Director Saad and his cinematographer Tuhin Tamijul present this drama using a hand-held camera for ‘Scope compositions with what appears to be a blue filter throughout the film. The whole narrative plays out in the college building, a location which to me sometimes seemed more like an airport building than a college, with large windows and corridors but no sense of what kind of world lies outside. I don’t remember any music score and though there is significant action/interaction between characters, there is also a very measured sense of pacing. Some characters, especially Rehana, sometimes pause, either thinking about what to say or do or simply stunned into silence by the difficulties of the situation. Overall, the tone of the film’s presentation is ‘austere’. Why then is it so engrossing (but also so uncomfortable)? Much depends on the terrific central performance by Azmeri Haque Badhon. She was present for the online Q&A hosted by Kalpana Nair. She is, I think, an actor in commercial Bangladeshi cinema and TV and she told us that she had never played this kind of role before. The shooting took place over 18 months and she prepared carefully, taking time to change her hair, make-up and nails to lose the glamour as Rehana wears a headscarf and demure dress throughout – in contrast to other staff and students. Annie’s yellow sweater is one of the only splashes of colour in the film. Often the camera presents an angled view of Rehana in profile or frames her in doorways, through gaps, almost as if she has difficulty controlling the space. Badhon’s remarks indicate that the idea of an independent cinema in Bangladesh is still to be established. She said she was keen to take the role because Bangladeshi films don’t place women at the centre of the narrative. I remembered a previous LFF film, Made in Bangladesh (2019), a rousing film about the struggles of female workers to unionise in sweatshops. But then I realised that was a film made by a woman trained in North America and with a history of challenging films back in Bangladesh.

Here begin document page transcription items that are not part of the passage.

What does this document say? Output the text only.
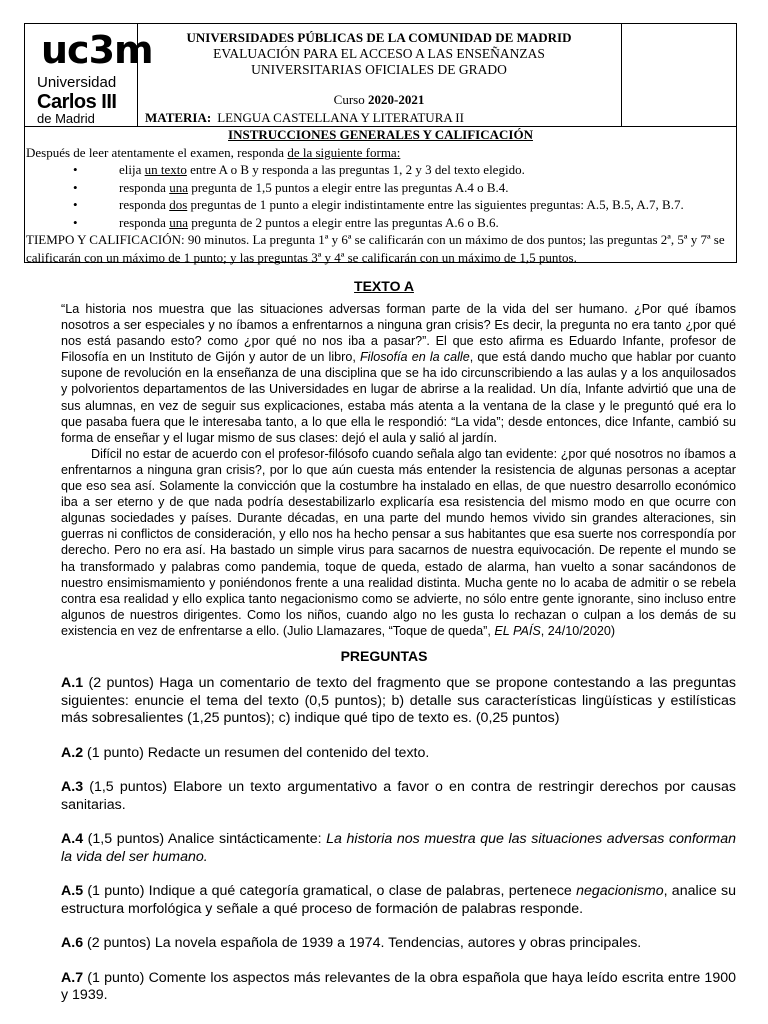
uc3m
Universidad
Carlos III
de Madrid
UNIVERSIDADES PÚBLICAS DE LA COMUNIDAD DE MADRID
EVALUACIÓN PARA EL ACCESO A LAS ENSEÑANZAS
UNIVERSITARIAS OFICIALES DE GRADO
Curso 2020-2021
MATERIA: LENGUA CASTELLANA Y LITERATURA II
INSTRUCCIONES GENERALES Y CALIFICACIÓN

Después de leer atentamente el examen, responda de la siguiente forma:

•	elija un texto entre A o B y responda a las preguntas 1, 2 y 3 del texto elegido.
•	responda una pregunta de 1,5 puntos a elegir entre las preguntas A.4 o B.4.
•	responda dos preguntas de 1 punto a elegir indistintamente entre las siguientes preguntas: A.5, B.5, A.7, B.7.
•	responda una pregunta de 2 puntos a elegir entre las preguntas A.6 o B.6.

TIEMPO Y CALIFICACIÓN: 90 minutos. La pregunta 1ª y 6ª se calificarán con un máximo de dos puntos; las preguntas 2ª, 5ª y 7ª se calificarán con un máximo de 1 punto; y las preguntas 3ª y 4ª se calificarán con un máximo de 1,5 puntos.

TEXTO A

“La historia nos muestra que las situaciones adversas forman parte de la vida del ser humano. ¿Por qué íbamos nosotros a ser especiales y no íbamos a enfrentarnos a ninguna gran crisis? Es decir, la pregunta no era tanto ¿por qué nos está pasando esto? como ¿por qué no nos iba a pasar?”. El que esto afirma es Eduardo Infante, profesor de Filosofía en un Instituto de Gijón y autor de un libro, Filosofía en la calle, que está dando mucho que hablar por cuanto supone de revolución en la enseñanza de una disciplina que se ha ido circunscribiendo a las aulas y a los anquilosados y polvorientos departamentos de las Universidades en lugar de abrirse a la realidad. Un día, Infante advirtió que una de sus alumnas, en vez de seguir sus explicaciones, estaba más atenta a la ventana de la clase y le preguntó qué era lo que pasaba fuera que le interesaba tanto, a lo que ella le respondió: “La vida”; desde entonces, dice Infante, cambió su forma de enseñar y el lugar mismo de sus clases: dejó el aula y salió al jardín.

Difícil no estar de acuerdo con el profesor-filósofo cuando señala algo tan evidente: ¿por qué nosotros no íbamos a enfrentarnos a ninguna gran crisis?, por lo que aún cuesta más entender la resistencia de algunas personas a aceptar que eso sea así. Solamente la convicción que la costumbre ha instalado en ellas, de que nuestro desarrollo económico iba a ser eterno y de que nada podría desestabilizarlo explicaría esa resistencia del mismo modo en que ocurre con algunas sociedades y países. Durante décadas, en una parte del mundo hemos vivido sin grandes alteraciones, sin guerras ni conflictos de consideración, y ello nos ha hecho pensar a sus habitantes que esa suerte nos correspondía por derecho. Pero no era así. Ha bastado un simple virus para sacarnos de nuestra equivocación. De repente el mundo se ha transformado y palabras como pandemia, toque de queda, estado de alarma, han vuelto a sonar sacándonos de nuestro ensimismamiento y poniéndonos frente a una realidad distinta. Mucha gente no lo acaba de admitir o se rebela contra esa realidad y ello explica tanto negacionismo como se advierte, no sólo entre gente ignorante, sino incluso entre algunos de nuestros dirigentes. Como los niños, cuando algo no les gusta lo rechazan o culpan a los demás de su existencia en vez de enfrentarse a ello. (Julio Llamazares, “Toque de queda”, EL PAÍS, 24/10/2020)

PREGUNTAS

A.1 (2 puntos) Haga un comentario de texto del fragmento que se propone contestando a las preguntas siguientes: enuncie el tema del texto (0,5 puntos); b) detalle sus características lingüísticas y estilísticas más sobresalientes (1,25 puntos); c) indique qué tipo de texto es. (0,25 puntos)

A.2 (1 punto) Redacte un resumen del contenido del texto.

A.3 (1,5 puntos) Elabore un texto argumentativo a favor o en contra de restringir derechos por causas sanitarias.

A.4 (1,5 puntos) Analice sintácticamente: La historia nos muestra que las situaciones adversas conforman la vida del ser humano.

A.5 (1 punto) Indique a qué categoría gramatical, o clase de palabras, pertenece negacionismo, analice su estructura morfológica y señale a qué proceso de formación de palabras responde.

A.6 (2 puntos) La novela española de 1939 a 1974. Tendencias, autores y obras principales.

A.7 (1 punto) Comente los aspectos más relevantes de la obra española que haya leído escrita entre 1900 y 1939.
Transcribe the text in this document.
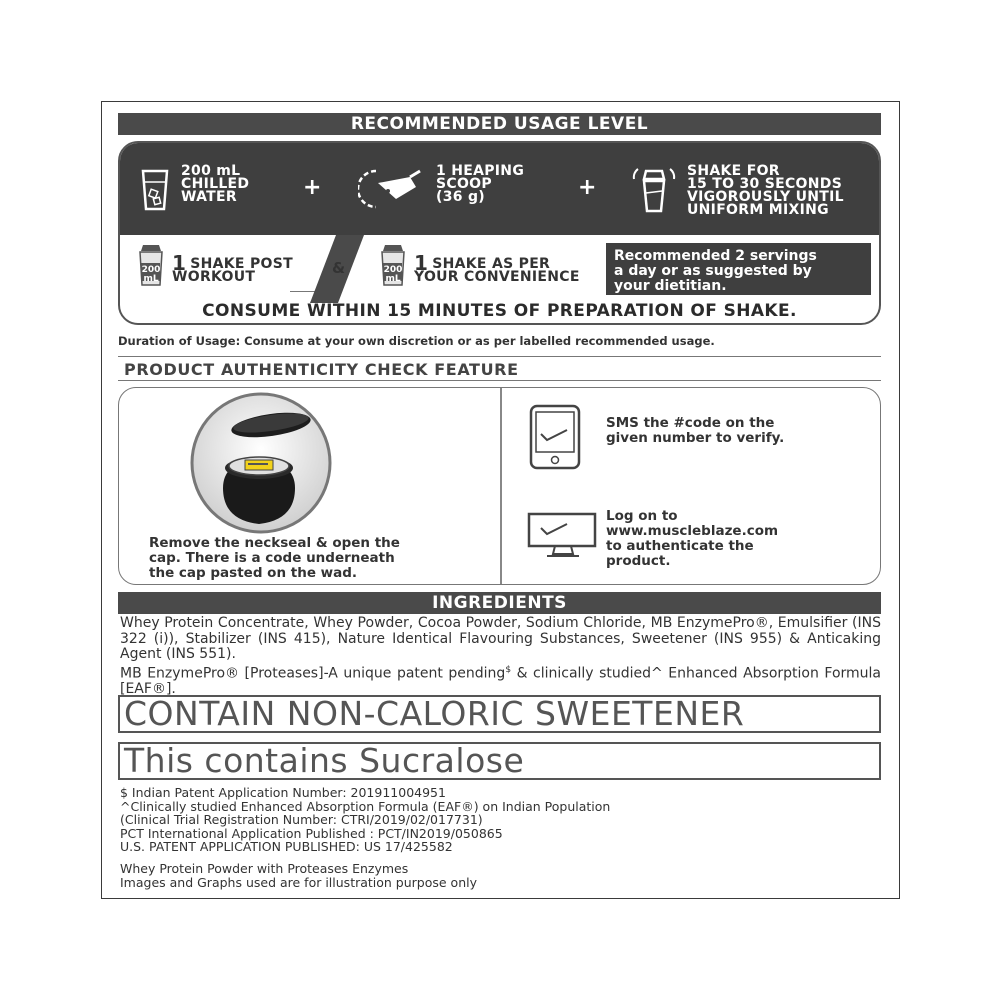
RECOMMENDED USAGE LEVEL
200 mL
CHILLED
WATER	+
1 HEAPING
SCOOP
(36 g)	+
SHAKE FOR
15 TO 30 SECONDS
VIGOROUSLY UNTIL
UNIFORM MIXING
200
mL
1 SHAKE POST
WORKOUT	&	200
mL
1 SHAKE AS PER
YOUR CONVENIENCE
Recommended 2 servings
a day or as suggested by
your dietitian.
CONSUME WITHIN 15 MINUTES OF PREPARATION OF SHAKE.
Duration of Usage: Consume at your own discretion or as per labelled recommended usage.
PRODUCT AUTHENTICITY CHECK FEATURE
Remove the neckseal & open the
cap. There is a code underneath
the cap pasted on the wad.
SMS the #code on the
given number to verify.
Log on to
www.muscleblaze.com
to authenticate the
product.
INGREDIENTS

Whey Protein Concentrate, Whey Powder, Cocoa Powder, Sodium Chloride, MB EnzymePro®, Emulsifier (INS 322 (i)), Stabilizer (INS 415), Nature Identical Flavouring Substances, Sweetener (INS 955) & Anticaking Agent (INS 551).

MB EnzymePro® [Proteases]-A unique patent pending$ & clinically studied^ Enhanced Absorption Formula [EAF®].

CONTAIN NON-CALORIC SWEETENER
This contains Sucralose
$ Indian Patent Application Number: 201911004951
^Clinically studied Enhanced Absorption Formula (EAF®) on Indian Population
(Clinical Trial Registration Number: CTRI/2019/02/017731)
PCT International Application Published : PCT/IN2019/050865
U.S. PATENT APPLICATION PUBLISHED: US 17/425582
Whey Protein Powder with Proteases Enzymes
Images and Graphs used are for illustration purpose only
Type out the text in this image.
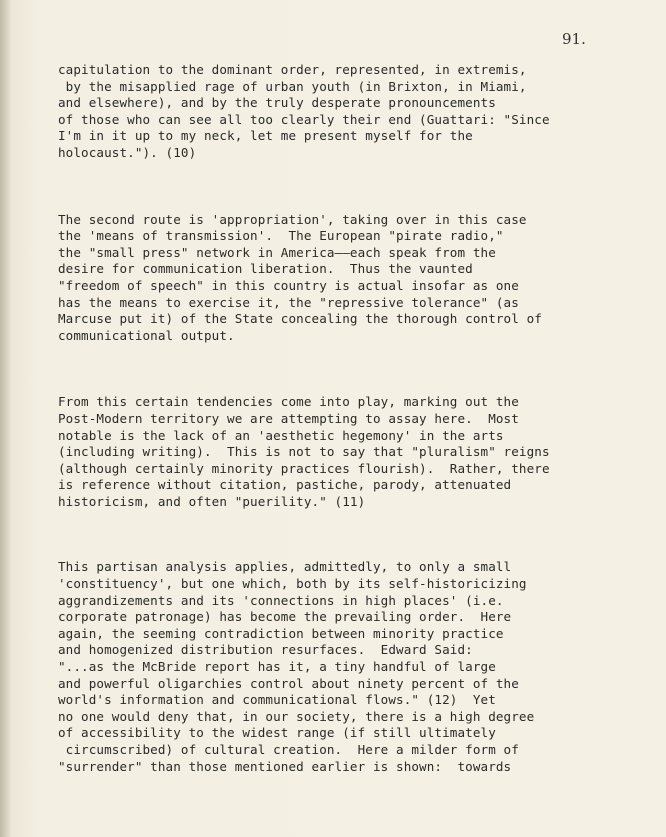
91.
capitulation to the dominant order, represented, in extremis,
by the misapplied rage of urban youth (in Brixton, in Miami,
and elsewhere), and by the truly desperate pronouncements
of those who can see all too clearly their end (Guattari: "Since
I'm in it up to my neck, let me present myself for the
holocaust."). (10)
The second route is 'appropriation', taking over in this case
the 'means of transmission'.  The European "pirate radio,"
the "small press" network in America——each speak from the
desire for communication liberation.  Thus the vaunted
"freedom of speech" in this country is actual insofar as one
has the means to exercise it, the "repressive tolerance" (as
Marcuse put it) of the State concealing the thorough control of
communicational output.
From this certain tendencies come into play, marking out the
Post-Modern territory we are attempting to assay here.  Most
notable is the lack of an 'aesthetic hegemony' in the arts
(including writing).  This is not to say that "pluralism" reigns
(although certainly minority practices flourish).  Rather, there
is reference without citation, pastiche, parody, attenuated
historicism, and often "puerility." (11)
This partisan analysis applies, admittedly, to only a small
'constituency', but one which, both by its self-historicizing
aggrandizements and its 'connections in high places' (i.e.
corporate patronage) has become the prevailing order.  Here
again, the seeming contradiction between minority practice
and homogenized distribution resurfaces.  Edward Said:
"...as the McBride report has it, a tiny handful of large
and powerful oligarchies control about ninety percent of the
world's information and communicational flows." (12)  Yet
no one would deny that, in our society, there is a high degree
of accessibility to the widest range (if still ultimately
circumscribed) of cultural creation.  Here a milder form of
"surrender" than those mentioned earlier is shown:  towards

Rehana too has ‘outside support’. Abdullah Mohammad Saad found success with his first film at the Singapore International Film Festival and that perhaps explains why it has a Singapore producer in Jeremy Chua (who was also part of the Q&A). The other producing partner/funder is the Doha Film Institute. Doha funding has helped many Arab cinema projects and I’m guessing this has extended to Bangladesh. These kinds of funding and partnership arrangements are very useful in helping independent films to find outlets in international festivals. It looks like this film has a US release and I hope it becomes available in other territories. I hesitate to say that i ‘enjoyed’ the film – part of it I watched almost between my fingers as I was frightened about what would happen next. Poor Rehana is always up against it. Most of the time I applaud her stubbornness in the face of collusion and corruption, but I would have to admit that sometimes she could just cut people a little slack. She’s right about challenging possible sexual assault but not necessarily in the way she does it and to a certain extent she should perhaps put her daughter’s future first (because nobody else will). This is an important film so please be prepared to grit your teeth and watch it.